In the Penguin edition of Maisie Dobbs, there is an interview with Winspear where she talks about discovering her family's experiences in World War I. Winspear didn't know her grandmother had been partially blinded in WWI until long after her death because nobody talked about it. This silence is consistent with the behavior of veterans of WWII and the Vietnam War.

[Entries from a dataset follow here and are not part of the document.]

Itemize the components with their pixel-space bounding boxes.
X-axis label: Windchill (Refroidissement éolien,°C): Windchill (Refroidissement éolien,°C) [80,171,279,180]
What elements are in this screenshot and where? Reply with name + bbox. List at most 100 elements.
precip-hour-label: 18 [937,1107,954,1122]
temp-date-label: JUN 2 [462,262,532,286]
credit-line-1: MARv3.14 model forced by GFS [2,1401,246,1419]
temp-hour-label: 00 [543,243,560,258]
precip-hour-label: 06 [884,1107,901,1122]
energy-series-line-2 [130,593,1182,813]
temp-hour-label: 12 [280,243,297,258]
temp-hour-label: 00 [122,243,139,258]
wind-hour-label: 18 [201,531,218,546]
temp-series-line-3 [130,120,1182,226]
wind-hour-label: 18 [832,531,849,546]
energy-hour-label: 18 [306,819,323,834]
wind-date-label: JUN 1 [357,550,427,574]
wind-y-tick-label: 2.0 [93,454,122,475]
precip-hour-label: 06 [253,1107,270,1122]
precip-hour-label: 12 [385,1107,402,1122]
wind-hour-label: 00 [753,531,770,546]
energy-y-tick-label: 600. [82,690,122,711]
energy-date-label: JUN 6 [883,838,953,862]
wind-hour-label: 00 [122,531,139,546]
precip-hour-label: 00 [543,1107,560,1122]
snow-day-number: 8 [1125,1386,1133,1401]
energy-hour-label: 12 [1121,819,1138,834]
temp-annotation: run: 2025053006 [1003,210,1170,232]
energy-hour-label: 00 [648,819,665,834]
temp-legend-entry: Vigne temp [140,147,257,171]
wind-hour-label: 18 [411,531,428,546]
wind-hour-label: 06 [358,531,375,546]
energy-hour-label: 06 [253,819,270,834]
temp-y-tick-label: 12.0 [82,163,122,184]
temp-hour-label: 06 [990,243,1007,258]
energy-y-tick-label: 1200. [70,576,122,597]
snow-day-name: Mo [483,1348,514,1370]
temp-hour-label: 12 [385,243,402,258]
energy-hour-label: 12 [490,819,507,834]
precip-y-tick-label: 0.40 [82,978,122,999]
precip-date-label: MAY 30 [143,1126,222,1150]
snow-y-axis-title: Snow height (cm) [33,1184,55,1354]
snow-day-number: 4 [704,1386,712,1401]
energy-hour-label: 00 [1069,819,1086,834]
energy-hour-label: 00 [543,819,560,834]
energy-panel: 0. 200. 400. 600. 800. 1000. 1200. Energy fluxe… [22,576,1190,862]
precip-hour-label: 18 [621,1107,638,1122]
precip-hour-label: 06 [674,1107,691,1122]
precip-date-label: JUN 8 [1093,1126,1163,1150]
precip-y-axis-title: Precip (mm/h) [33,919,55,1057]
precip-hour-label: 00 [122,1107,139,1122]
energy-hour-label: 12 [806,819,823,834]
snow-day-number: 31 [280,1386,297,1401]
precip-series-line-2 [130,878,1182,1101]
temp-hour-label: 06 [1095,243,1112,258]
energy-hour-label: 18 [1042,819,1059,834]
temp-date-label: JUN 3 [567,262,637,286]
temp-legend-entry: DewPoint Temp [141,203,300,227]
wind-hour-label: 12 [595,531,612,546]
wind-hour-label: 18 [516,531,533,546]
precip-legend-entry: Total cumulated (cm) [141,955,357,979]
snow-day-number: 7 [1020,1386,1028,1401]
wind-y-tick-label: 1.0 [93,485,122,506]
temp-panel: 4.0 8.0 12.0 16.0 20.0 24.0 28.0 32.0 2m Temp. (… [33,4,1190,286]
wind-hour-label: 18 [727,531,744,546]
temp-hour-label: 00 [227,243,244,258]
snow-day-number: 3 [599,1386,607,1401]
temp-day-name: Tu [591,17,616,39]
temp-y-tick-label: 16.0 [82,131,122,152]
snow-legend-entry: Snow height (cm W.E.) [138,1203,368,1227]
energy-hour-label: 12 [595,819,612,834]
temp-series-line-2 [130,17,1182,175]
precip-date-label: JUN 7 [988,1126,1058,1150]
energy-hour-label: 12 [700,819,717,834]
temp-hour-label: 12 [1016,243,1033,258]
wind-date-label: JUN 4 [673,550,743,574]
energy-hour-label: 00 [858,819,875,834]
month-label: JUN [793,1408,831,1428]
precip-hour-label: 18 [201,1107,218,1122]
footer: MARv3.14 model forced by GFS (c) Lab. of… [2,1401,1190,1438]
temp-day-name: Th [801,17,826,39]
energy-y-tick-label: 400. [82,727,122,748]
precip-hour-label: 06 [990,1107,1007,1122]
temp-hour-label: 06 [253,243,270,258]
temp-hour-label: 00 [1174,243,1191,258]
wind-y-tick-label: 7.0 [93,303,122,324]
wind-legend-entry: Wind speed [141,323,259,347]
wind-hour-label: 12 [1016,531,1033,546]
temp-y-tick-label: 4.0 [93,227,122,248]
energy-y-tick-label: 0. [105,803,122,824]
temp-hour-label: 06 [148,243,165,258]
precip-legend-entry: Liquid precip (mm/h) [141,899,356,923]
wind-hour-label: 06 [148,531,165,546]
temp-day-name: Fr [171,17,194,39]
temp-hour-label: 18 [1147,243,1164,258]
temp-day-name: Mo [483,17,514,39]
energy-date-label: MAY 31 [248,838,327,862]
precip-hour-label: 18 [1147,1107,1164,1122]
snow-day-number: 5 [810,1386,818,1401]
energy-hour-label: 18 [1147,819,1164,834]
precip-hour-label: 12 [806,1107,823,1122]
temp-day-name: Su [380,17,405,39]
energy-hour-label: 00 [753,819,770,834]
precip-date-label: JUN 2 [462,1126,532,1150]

Dobbs's first case is directly linked to the plight of WWI veterans and how society treated them. World War I was where the term "shell shock" was first used by medical officer Charles Myers. It was a new condition that afflicted over 80,000 British troops, and neither the veterans nor their families and friends at home knew how to handle it. Public reaction was often to brand the sufferers as cowards or weaklings. The term "post-traumatic stress disorder" did not come into use until after the Vietnam War.     

Here are a couple of discussion questions to start:

  • How do you think going back and forth between her working class roots and family and her upper class education and new friends affected Dobbs's personality? What actions or mannerisms reflect that?
  • What changes have occurred in how veterans are treated since WWI? What similarities do you see between how veterans from WWI were treated and how WWII, Vietnam War, or Gulf War veterans were treated?